Perspectivas e desafios da educação a distância no Brasil
Enviada em 23/09/2021
A pandemia de Covid-19 reacendeu a discussão acerca das alternativas disponíveis para assegurar o progresso da educação brasileira, haja vista que a necessidade do isolamento social impediu, momentaneamente, a continuidade da modalidade de ensino tradicional. Nesse contexto, o Ensino à Distância (EAD), embora não seja, atualmente, democrático, configurou-se como uma possibilidade viável no que se refere ao prosseguimento do ano letivo no país. Entretanto, ainda que tenha sido aplicado, a ineficiência do governo na garantia de direitos e a incipiente experiência com tal categoria de educação desvelaram-se como obstáculos para o seu pleno funcionamento.

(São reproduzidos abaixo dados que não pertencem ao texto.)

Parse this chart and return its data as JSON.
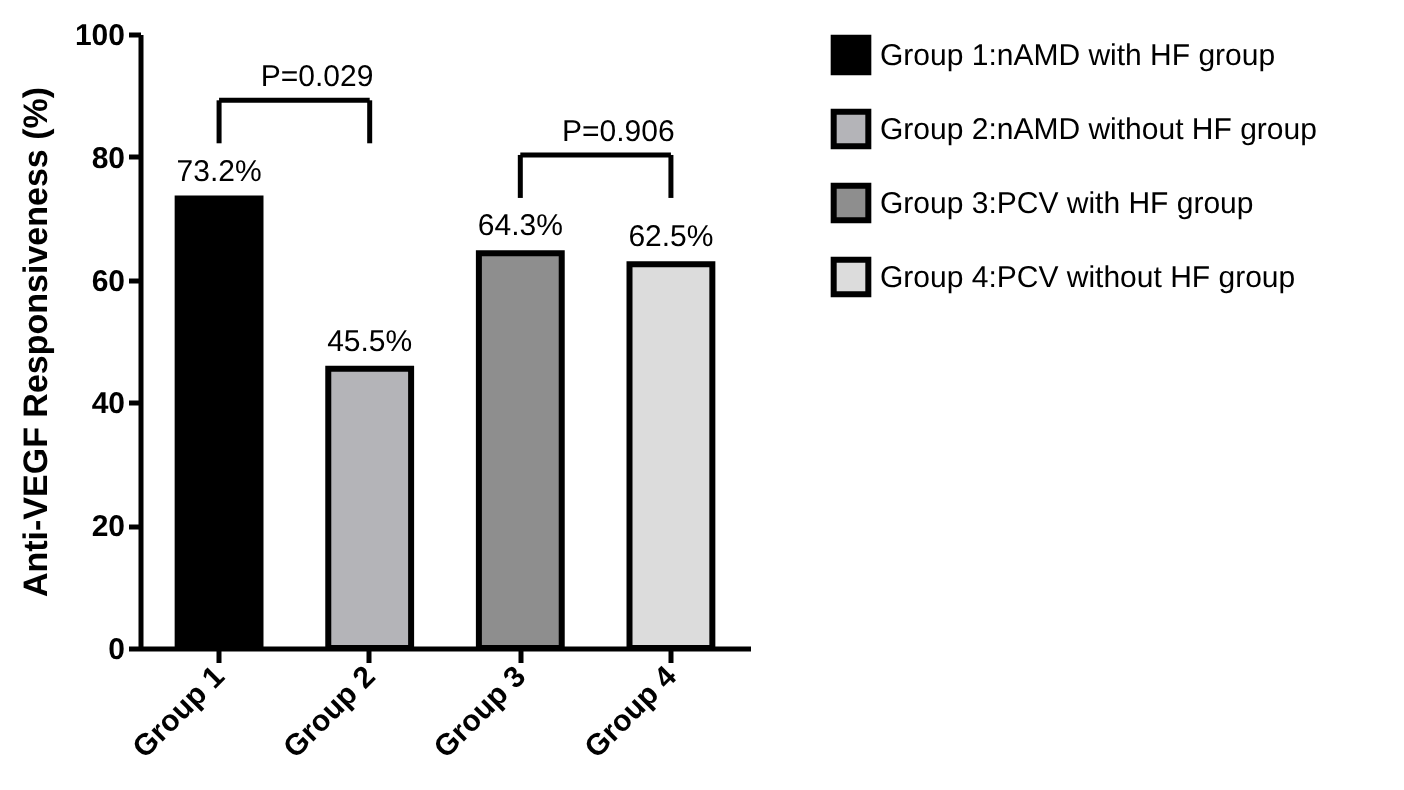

Em primeiro lugar, é válido destacar que a inoperância do Estado relativa à ratificação de direitos sociais, como o acesso à educação – previsto pelo artigo 205 da Constituição Federal, e humanos, como o acesso à internet, certificado pela Organização das Nações Unidas, dificulta a total funcionalidade da modalidade virtual de ensino. Isso ocorre porque a base do EAD é o espaço virtual e, tendo em vista que quase 13 milhões de domicílios no Brasil não têm acesso à internet – de acordo com o IBGE –, o ensino remoto não apresenta-se acessível a toda população, que sofre com o atraso acadêmico. Ademais, por ser um modelo de ensino incipiente, educadores e alunos têm dificuldades para usá-lo, já que exige diversas habilidades informáticas, fato que complexifica o estudo à distância.
Em contrapartida, desde que corretamente aplicado, o EAD amplia o acesso à educação no Brasil, sobretudo ao ensino superior. Tal afirmativa é feita com base no fato de que a flexibilidade de tempo, introduzida pela educação remota, possibilita a conciliação, por exemplo, entre trabalho e estudos, o que, muitas vezes, o ensino presencial não permite. Além disso, a redução de custos de transporte, bem como os menores valores de mensalidade, proporcionam melhor custo-benefício, o que atrai maior número de estudantes em busca de tal modelo de ensino, como afirmam dados da Associação Brasileira de Estudo à Distância, no qual 7 milhões de brasileiros estão matriculados na categoria EAD. Nota-se, assim, que o EAD é uma opção que pode trazer benefícios ao estudante e ao país.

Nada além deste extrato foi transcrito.